A Espanha se tornou um caso a parte em relação à política migratória em uma União Europeia que se inclina para a direita com medidas mais duras contra as chegadas irregulares.
O plano da primeira-ministra italiana, a ultradireitista Giorgia Meloni, de enviar solicitantes de asilo a campos na Albânia enquanto suas solicitações são processadas, foi manchete durante a cúpula do bloco da semana passada.
A reunião foi encerrada com um texto que pede a aceleração da expulsão de imigrantes não aceitos e a exploração de novas formas de mitigar a imigração irregular, em uma possível alusão ao plano italiano.
A Polônia propôs suspender parcialmente o direito de asilo para os imigrantes irregulares, enquanto partidos de extrema direita com plataformas contra a migração ganham peso na França, Hungria e Países Baixos.
Nadando contra a corrente, o presidente de Governo espanhol, o socialista Pedro Sánchez, afirmou em Bruxelas que projetos como o italiano criam mais problemas do que os resolvem.
Uma migração "regular", "segura" e "ordenada" é parte da resposta a desafios como o envelhecimento da população europeia, a escassez de mão de obra e a crescente pressão sobre os estados de bem estar, argumentou Sánchez.
"Está em jogo que Europa queremos ser (...) Precisamos enfrentar o fenômeno migratório pensando nas futuras gerações e não nas próximas eleições", acrescentou.
- "Caso único" -
Para Blanca Garcés, pesquisadora do centro de pesquisa CIDOB em Barcelona, a Espanha é "um caso único dentro do contexto europeu".
Ela se distingue por seu caminho para legalizar os migrantes depois de três anos de residência, um procedimento simplificado desde 2018 pelo governo de esquerda.
Diferentemente de muitos países da Europa, a migração não foi um tema de polarização política na Espanha, cujo partido de extrema direita Vox inicialmente ganhou popularidade por outras razões, em particular a crise independentista da Catalunha, explicou Garcés.
Também contribuíram uma democracia com ênfase em ampliar direitos, uma longa história de emigração dos espanhóis e a importância da economia informal, onde os imigrantes exercem um papel essencial, acrescentou.
E tudo isso apesar do fato de a Espanha estar na primeira linha migratória, com um aumento das chegadas às Ilhas Canárias, principalmente da África.
Durante uma visita em agosto à Mauritânia, Gâmbia e Senegal, de onde sai grande parte dos migrantes ilegais, Sánchez defendeu a "migração circular": a possibilidade de que as pessoas trabalhem na Espanha legalmente por tempo limitado e depois retornem ao seu país, reduzindo a tentação de recorrer a rotas perigosas.
Sánchez tem "uma visão pragmática", tanto política como economicamente, avalia Gemma Pinyol-Jiménez, especialista em migração do laboratório de ideias Instrategies.
"São bom sinais, mas não são suficientes.

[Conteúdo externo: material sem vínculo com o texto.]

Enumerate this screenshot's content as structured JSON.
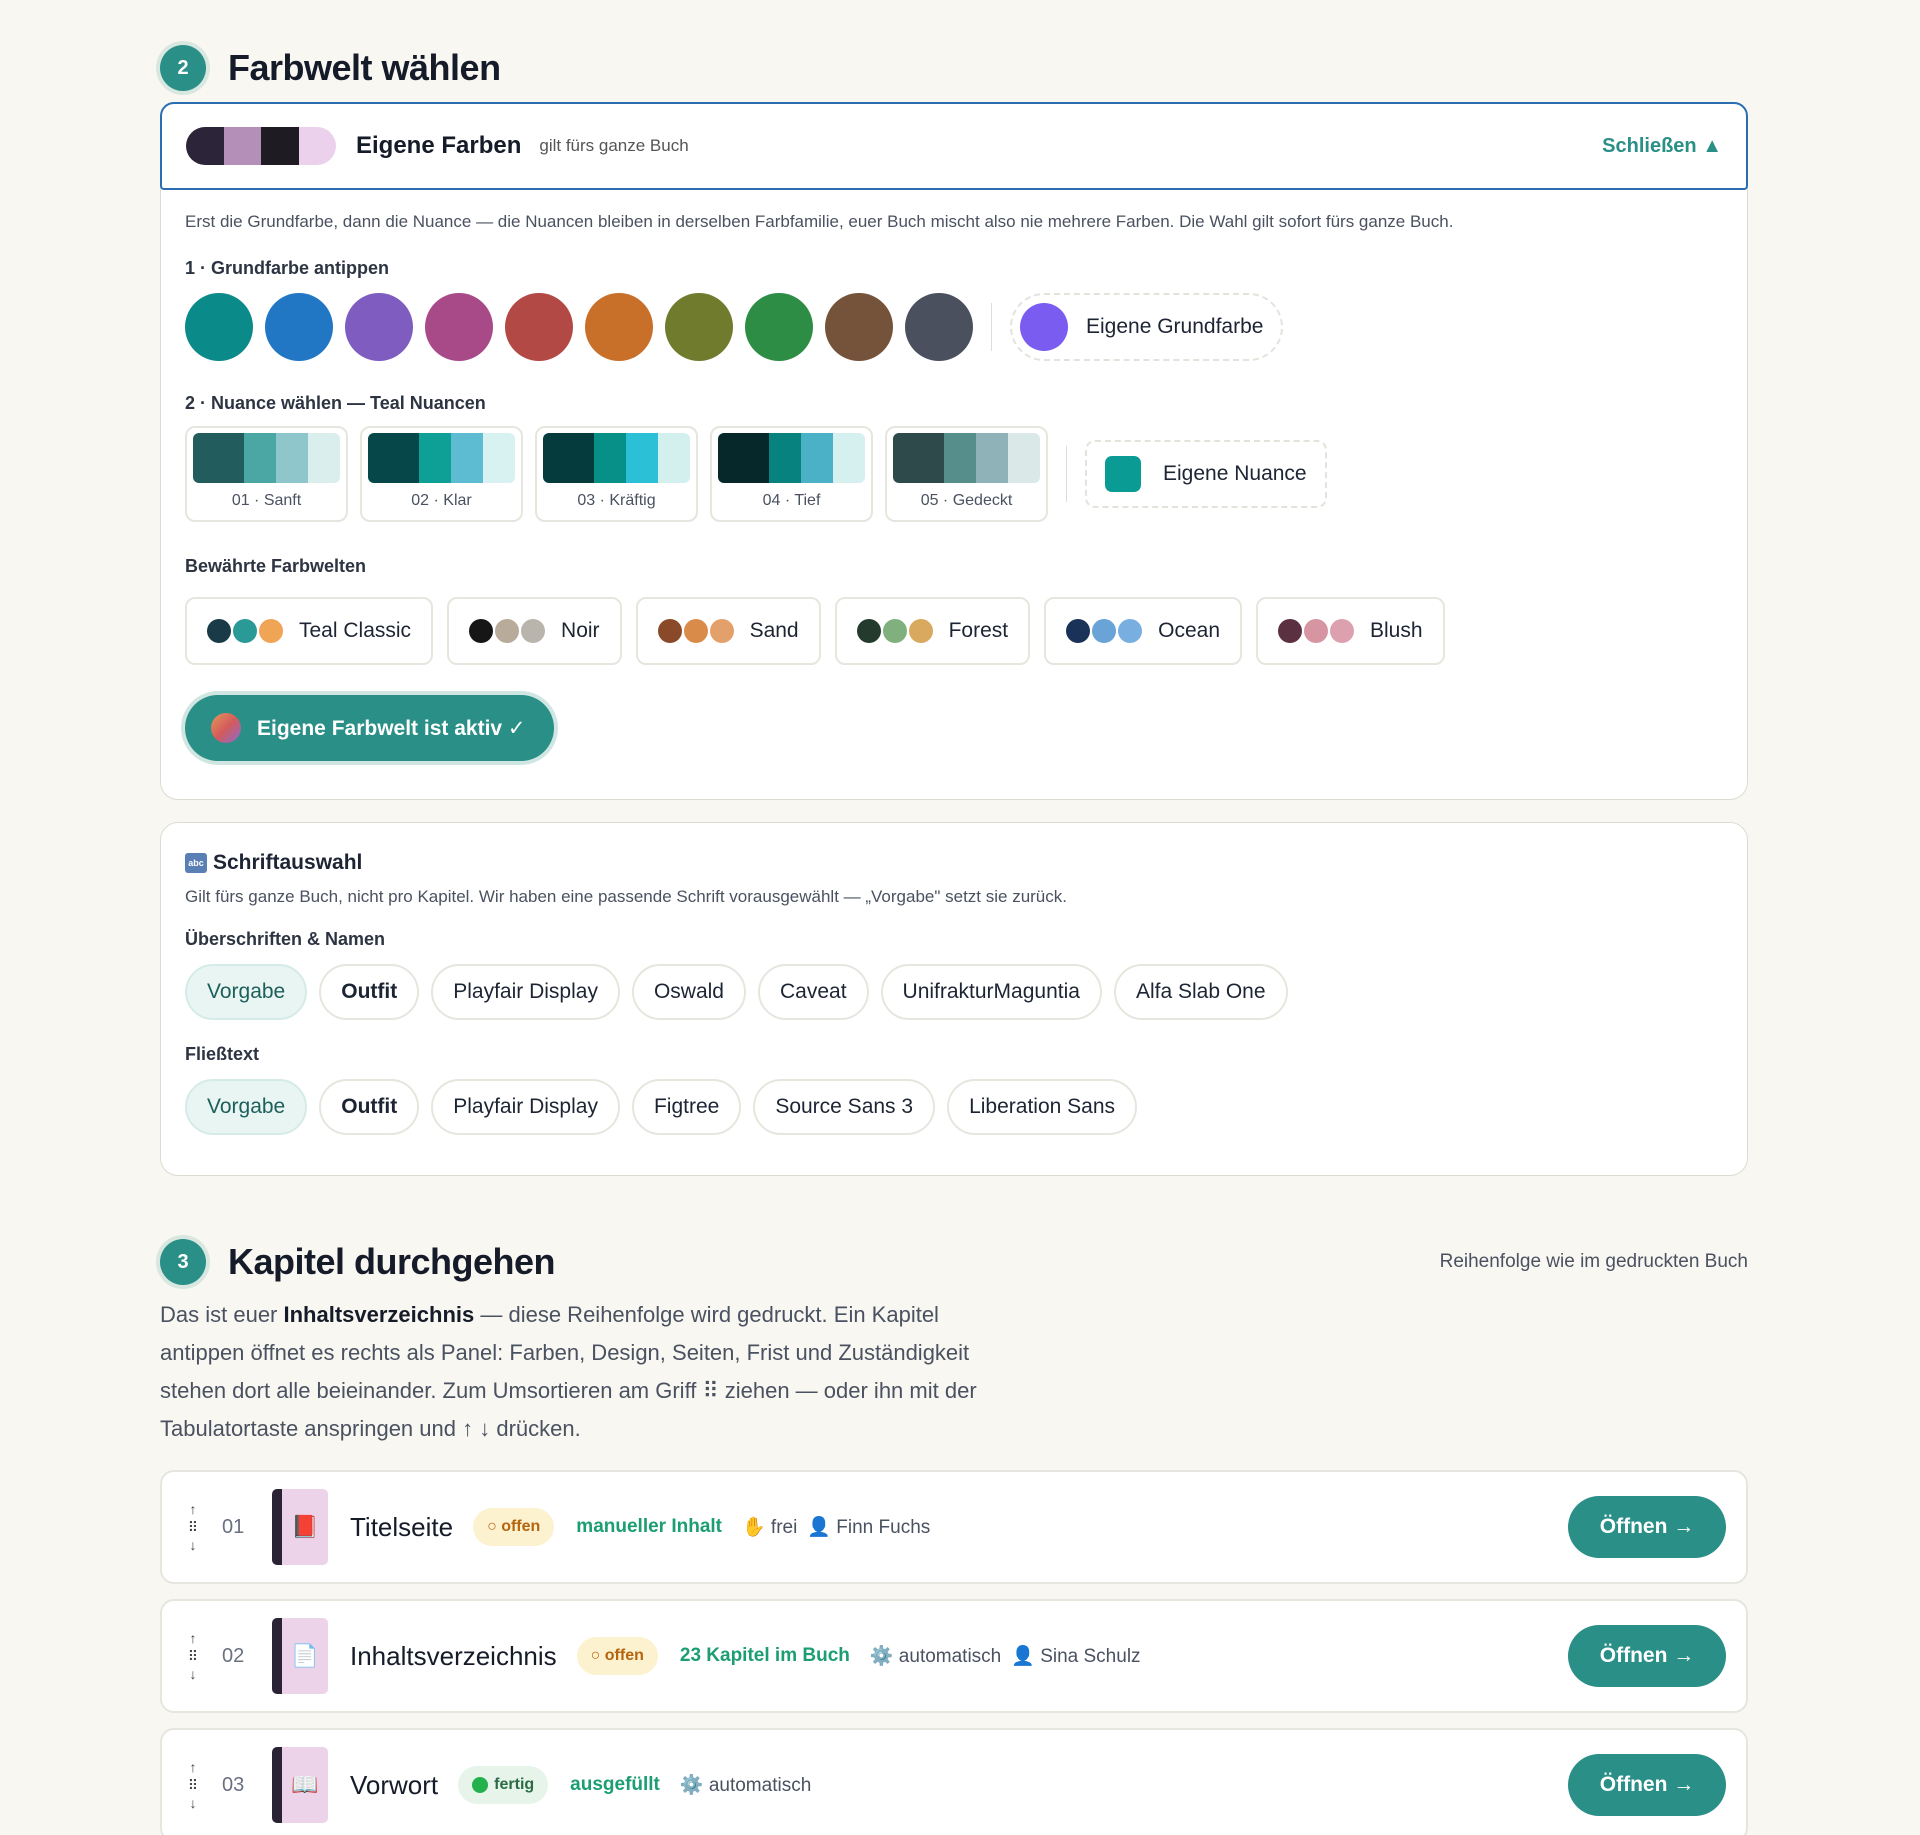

Precisaríamos que não fosse somente um país (...) necessitaríamos de uma narrativa mais propositiva por parte de muitos mais países", disse.
- Política "ambígua" -
Para Lorenzo Gabrielli, do Grupo de Pesquisa Interdisciplinar sobre Imigração da Universidade Pompeu Fabra, a posição da Espanha é realmente mais "ambígua'.
Sánchez rechaça os centros de imigrantes em países não pertencentes à UE, mas a Espanha coopera com Marrocos e se apoia nesse país para frear a chegada de migrantes ao seu litoral.

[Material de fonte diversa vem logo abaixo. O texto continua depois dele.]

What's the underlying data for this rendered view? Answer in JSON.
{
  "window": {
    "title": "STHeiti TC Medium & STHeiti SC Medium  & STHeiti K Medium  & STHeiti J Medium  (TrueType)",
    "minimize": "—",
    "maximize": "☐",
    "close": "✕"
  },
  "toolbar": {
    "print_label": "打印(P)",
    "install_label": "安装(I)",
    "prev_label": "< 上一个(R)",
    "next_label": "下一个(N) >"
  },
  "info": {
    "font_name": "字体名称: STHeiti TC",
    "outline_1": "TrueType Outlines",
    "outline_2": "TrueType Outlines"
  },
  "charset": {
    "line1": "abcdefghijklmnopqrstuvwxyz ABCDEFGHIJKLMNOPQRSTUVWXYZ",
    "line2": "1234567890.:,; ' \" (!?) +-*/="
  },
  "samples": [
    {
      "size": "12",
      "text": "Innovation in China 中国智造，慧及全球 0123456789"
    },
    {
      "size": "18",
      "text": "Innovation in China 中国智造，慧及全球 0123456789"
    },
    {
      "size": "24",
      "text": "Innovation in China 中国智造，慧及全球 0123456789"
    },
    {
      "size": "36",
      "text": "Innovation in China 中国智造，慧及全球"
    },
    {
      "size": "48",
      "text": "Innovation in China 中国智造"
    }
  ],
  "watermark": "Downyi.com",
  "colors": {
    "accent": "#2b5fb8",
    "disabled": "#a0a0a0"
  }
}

A política migratória da Espanha "não é necessariamente muito inovadora nem aberta", mas aparece como uma alternativa em um momento em que os vizinhos europeus se inclinam cada vez mais para a direita, considera Gabrielli.
O jornal El País adiantou nesta semana um projeto de reforma migratória que será apresentado no próximo mês para regularizar dezenas de milhares de migrantes e reduzir os tempos de espera para obter vistos de residência e trabalho.
Embora a migração siga sendo um tema "bastante despolitizado" na Espanha em comparação com outros países europeus, a situação está mudando, com partidos como Vox repetindo mensagens antimigratórias, alertou Garcés.
O conservador Partido Popular, principal formação de oposição, também endureceu seu discurso ante a concorrência do Vox, e a migração, segundo uma pesquisa recente, começa a ser o principal tema de preocupação dos espanhóis.
Se a tendência continuar, Sánchez pode correr o risco de colidir contra a opinião pública.